A view of Spirit Mountain, a culturally significant mountain to area tribes, in Laughlin, Nevada, November 17, 2020. Photo Credit: The Washington Post via Getty Images

Environment USA11. April 2023

New National Monuments Created, to Protect Nature, and Native History

The Southwest region of the United States now has two new national monuments, including one created specifically to protect Native history, with culture and identity preserved, but also habitat and species.

The Spirit Mountain area – also known by the Mojave name Avi Kwa Ame – becomes the second national monument to explicitly address its indigenous roots. It is the creation site for Yuman-peaking tribes like Fort Mojave, the Cocopah, the Quechan, and the Hopi.

Some 202,000 hectares of biologically and culturally significant lands in the Mojave Desert, southern Nevada, will be protected from development. Desert tortoises, bald eagles, peregrine falcons, western screech owls, and Gila monsters all thrive on this newly protected critical habitat, as well as some 28 species of native grasses, and some of the oldest and largest Joshua trees in America.

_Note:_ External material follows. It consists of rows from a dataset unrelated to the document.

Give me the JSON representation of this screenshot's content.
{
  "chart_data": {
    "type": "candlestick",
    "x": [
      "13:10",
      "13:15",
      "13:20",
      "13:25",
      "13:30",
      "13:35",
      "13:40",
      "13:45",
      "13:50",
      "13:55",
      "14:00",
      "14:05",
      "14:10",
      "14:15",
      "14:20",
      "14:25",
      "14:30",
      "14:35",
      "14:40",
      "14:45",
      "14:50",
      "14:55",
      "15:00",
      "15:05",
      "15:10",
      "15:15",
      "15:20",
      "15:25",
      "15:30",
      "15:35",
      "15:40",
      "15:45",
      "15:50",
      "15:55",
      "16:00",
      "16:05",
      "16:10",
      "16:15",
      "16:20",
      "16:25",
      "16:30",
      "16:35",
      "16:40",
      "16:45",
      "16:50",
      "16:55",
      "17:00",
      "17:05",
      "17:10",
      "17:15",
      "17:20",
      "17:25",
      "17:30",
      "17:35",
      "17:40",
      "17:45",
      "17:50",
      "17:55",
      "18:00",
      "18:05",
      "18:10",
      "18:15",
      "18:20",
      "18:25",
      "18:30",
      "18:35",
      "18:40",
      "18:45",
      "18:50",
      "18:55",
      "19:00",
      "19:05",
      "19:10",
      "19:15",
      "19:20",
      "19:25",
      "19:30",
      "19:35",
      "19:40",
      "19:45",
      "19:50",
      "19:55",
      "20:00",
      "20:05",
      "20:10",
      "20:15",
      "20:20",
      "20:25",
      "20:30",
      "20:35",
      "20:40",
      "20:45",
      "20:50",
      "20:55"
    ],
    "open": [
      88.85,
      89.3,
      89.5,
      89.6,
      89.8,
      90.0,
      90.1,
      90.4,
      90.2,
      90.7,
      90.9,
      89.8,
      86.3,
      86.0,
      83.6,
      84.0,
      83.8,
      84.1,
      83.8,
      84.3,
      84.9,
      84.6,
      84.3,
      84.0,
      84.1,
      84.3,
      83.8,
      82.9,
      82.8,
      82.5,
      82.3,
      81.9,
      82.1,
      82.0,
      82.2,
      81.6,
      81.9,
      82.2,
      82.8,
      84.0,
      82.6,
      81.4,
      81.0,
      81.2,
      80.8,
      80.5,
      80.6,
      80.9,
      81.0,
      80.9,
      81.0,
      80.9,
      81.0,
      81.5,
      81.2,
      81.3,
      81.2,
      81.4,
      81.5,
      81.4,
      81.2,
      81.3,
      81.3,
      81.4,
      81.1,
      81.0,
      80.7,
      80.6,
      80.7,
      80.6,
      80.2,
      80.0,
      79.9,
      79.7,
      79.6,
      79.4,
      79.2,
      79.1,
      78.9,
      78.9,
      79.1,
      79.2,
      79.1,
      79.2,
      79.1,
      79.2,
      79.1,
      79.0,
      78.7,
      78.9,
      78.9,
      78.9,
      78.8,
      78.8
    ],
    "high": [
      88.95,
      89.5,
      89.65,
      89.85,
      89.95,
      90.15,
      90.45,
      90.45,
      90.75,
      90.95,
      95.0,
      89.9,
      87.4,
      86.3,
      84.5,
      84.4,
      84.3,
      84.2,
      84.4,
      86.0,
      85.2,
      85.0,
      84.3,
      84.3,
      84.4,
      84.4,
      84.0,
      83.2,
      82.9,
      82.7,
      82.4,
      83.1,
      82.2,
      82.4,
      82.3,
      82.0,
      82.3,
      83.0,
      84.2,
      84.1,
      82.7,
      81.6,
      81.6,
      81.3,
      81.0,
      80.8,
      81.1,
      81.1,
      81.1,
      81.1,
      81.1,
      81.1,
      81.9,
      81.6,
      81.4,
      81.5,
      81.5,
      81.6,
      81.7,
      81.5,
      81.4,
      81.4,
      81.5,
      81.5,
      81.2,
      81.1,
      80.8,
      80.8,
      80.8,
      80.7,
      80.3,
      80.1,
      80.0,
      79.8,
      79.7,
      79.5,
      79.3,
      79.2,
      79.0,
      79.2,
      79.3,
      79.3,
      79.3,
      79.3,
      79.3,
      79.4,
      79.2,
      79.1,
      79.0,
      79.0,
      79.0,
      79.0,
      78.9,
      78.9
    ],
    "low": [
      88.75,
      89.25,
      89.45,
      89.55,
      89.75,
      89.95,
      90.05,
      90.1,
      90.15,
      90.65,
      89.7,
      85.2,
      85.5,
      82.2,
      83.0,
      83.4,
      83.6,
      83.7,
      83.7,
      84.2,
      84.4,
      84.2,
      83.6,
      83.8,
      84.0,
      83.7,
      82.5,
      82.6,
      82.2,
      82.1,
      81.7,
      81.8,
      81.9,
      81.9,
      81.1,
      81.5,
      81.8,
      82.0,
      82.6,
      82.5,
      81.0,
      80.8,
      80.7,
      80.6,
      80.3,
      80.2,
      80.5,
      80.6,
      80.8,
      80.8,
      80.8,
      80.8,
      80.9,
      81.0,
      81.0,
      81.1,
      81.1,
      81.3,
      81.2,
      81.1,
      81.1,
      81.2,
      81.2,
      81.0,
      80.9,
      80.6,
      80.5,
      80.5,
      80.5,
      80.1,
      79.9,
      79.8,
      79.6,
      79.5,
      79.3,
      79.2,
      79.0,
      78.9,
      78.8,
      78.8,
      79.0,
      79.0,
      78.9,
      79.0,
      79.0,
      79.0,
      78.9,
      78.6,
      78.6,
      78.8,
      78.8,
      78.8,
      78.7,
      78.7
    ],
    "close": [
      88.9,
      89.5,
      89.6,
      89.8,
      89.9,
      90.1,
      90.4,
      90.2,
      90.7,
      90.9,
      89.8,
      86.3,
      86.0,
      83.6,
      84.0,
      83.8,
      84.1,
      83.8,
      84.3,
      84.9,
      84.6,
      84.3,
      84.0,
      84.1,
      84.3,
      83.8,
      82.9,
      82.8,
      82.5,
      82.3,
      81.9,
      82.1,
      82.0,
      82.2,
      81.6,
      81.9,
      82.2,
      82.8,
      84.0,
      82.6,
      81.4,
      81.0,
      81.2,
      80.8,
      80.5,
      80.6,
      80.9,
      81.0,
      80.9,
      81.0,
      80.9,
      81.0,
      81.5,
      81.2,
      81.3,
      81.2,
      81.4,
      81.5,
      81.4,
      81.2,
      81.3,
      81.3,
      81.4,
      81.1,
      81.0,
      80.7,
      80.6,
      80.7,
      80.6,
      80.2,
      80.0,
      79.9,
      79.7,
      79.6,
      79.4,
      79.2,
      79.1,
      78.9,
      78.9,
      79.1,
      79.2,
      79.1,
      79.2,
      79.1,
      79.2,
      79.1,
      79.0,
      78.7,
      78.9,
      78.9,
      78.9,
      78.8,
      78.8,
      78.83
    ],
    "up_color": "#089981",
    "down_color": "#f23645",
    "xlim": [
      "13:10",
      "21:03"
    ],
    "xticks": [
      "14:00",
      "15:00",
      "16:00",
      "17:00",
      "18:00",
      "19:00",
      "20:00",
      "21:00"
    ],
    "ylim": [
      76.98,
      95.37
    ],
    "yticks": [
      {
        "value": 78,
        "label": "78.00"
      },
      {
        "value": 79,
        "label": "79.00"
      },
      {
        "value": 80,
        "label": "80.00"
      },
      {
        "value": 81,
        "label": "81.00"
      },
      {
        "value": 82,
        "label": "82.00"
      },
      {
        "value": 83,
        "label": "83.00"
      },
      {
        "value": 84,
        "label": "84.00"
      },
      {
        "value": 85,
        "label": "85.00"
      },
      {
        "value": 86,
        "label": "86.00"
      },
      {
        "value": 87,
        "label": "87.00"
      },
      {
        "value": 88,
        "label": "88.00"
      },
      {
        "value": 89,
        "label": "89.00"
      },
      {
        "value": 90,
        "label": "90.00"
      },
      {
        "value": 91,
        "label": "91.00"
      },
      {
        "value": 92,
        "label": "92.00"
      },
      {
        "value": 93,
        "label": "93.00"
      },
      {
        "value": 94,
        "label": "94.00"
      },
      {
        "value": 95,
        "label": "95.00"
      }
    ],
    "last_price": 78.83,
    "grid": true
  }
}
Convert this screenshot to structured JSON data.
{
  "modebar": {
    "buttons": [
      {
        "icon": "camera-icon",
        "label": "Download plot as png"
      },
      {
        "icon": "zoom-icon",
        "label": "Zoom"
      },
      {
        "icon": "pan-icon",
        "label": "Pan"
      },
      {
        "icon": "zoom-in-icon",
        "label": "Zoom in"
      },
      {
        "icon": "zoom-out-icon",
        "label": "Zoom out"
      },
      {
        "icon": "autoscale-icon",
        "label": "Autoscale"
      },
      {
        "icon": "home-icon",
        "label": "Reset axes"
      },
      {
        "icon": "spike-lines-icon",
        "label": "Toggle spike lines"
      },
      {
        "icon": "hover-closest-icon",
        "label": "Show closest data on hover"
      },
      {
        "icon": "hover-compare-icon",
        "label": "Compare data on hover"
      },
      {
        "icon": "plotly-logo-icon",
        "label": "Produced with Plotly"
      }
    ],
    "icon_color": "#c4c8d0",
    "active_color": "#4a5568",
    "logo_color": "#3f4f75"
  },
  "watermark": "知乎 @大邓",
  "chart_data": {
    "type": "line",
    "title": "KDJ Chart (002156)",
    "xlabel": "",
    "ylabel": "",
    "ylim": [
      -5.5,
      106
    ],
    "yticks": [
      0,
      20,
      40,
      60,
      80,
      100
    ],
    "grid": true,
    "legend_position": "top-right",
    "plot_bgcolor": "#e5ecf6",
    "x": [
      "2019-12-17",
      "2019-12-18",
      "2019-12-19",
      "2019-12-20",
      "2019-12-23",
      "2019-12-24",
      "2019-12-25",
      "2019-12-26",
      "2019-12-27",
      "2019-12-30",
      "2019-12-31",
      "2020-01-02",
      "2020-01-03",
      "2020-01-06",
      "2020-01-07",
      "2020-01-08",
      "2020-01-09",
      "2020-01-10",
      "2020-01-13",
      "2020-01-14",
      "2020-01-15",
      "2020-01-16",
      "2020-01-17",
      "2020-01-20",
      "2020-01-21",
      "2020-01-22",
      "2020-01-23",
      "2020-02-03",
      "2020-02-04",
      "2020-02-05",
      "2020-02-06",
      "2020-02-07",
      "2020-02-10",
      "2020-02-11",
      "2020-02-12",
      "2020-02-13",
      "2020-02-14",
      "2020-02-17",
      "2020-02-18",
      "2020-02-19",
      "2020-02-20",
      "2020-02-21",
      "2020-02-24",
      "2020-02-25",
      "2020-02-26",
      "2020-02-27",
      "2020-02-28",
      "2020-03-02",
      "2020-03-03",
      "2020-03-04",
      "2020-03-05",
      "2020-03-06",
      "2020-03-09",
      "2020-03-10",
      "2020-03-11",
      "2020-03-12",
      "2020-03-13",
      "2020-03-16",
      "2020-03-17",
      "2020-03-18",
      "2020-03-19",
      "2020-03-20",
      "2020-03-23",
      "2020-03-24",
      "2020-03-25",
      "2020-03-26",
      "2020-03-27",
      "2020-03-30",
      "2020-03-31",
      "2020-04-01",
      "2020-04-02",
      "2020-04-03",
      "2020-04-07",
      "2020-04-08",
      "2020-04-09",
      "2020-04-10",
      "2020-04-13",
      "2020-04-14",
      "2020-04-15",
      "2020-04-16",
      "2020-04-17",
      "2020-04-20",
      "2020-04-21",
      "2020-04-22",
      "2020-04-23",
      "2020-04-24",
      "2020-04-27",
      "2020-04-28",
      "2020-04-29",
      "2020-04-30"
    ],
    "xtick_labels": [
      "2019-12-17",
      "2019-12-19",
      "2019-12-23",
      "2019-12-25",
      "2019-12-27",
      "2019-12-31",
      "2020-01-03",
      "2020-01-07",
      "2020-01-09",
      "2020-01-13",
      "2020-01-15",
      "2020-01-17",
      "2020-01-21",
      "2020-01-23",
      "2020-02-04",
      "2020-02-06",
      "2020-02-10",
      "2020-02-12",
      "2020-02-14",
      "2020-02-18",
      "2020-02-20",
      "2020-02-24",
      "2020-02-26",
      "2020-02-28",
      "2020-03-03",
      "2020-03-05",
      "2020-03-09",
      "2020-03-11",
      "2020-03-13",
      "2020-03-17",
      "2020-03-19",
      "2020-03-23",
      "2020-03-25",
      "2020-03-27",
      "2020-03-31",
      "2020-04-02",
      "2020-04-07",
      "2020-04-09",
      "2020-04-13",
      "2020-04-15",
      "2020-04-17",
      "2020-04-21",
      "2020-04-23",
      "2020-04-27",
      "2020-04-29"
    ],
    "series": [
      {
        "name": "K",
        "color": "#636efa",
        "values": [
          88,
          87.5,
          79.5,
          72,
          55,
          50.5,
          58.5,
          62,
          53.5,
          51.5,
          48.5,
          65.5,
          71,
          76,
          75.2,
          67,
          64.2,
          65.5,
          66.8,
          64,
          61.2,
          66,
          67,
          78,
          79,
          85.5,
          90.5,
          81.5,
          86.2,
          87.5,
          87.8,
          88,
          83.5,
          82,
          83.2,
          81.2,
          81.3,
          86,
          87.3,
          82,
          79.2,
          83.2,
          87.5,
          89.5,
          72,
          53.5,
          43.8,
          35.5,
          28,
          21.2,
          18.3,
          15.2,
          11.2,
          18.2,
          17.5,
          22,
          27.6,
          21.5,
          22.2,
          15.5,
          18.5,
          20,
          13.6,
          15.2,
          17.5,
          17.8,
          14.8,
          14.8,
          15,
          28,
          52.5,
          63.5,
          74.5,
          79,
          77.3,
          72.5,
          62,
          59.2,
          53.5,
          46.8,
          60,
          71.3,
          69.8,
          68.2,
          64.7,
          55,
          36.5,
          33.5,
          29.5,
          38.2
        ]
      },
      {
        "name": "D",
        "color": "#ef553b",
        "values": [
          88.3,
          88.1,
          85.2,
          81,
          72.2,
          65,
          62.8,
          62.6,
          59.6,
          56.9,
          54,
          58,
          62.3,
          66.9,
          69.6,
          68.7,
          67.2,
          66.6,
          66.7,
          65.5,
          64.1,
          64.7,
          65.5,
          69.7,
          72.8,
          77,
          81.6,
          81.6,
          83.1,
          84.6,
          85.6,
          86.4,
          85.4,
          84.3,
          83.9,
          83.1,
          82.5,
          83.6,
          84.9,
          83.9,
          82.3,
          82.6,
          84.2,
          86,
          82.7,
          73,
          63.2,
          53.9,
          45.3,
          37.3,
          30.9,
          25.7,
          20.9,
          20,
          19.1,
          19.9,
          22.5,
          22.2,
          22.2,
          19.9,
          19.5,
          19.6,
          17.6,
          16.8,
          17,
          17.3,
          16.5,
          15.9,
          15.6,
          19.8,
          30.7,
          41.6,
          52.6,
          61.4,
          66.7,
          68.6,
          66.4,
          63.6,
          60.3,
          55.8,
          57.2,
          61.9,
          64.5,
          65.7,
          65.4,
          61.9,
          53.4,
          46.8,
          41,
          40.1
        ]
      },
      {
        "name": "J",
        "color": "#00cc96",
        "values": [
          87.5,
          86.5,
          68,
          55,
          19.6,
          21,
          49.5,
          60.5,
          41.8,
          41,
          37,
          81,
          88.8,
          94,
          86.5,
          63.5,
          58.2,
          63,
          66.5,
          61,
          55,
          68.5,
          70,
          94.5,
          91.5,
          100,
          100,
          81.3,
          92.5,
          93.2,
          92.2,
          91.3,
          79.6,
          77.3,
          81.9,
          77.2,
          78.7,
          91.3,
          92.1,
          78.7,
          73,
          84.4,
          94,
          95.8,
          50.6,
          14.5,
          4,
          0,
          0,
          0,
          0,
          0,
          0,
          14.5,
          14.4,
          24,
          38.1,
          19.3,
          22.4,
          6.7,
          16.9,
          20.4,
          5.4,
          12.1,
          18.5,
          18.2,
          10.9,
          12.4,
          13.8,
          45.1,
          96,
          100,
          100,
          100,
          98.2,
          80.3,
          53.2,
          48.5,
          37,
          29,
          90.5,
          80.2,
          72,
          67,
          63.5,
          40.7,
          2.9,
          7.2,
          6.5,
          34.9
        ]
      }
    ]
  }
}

The Castner Range National Monument located near El Paso in Texas is a former artillery range where archaeological sites – some prehistoric – can be found, including cave etchings made by Native Americans and stone shelters built by ranchers more than a century ago. The 2,600-hectare site has countless Mexican yellow poppies and is home to the checkered whip-tail lizard, desert cottontail, and Western desert tarantula. The range is featured in the 1958 novel The Dharma Bums by Jack Kerouac in which he writes about seeing “all of Mexico, all of Chihuahua, the entire sand-glittering desert of it, under a late sinking moon that was huge and bright.”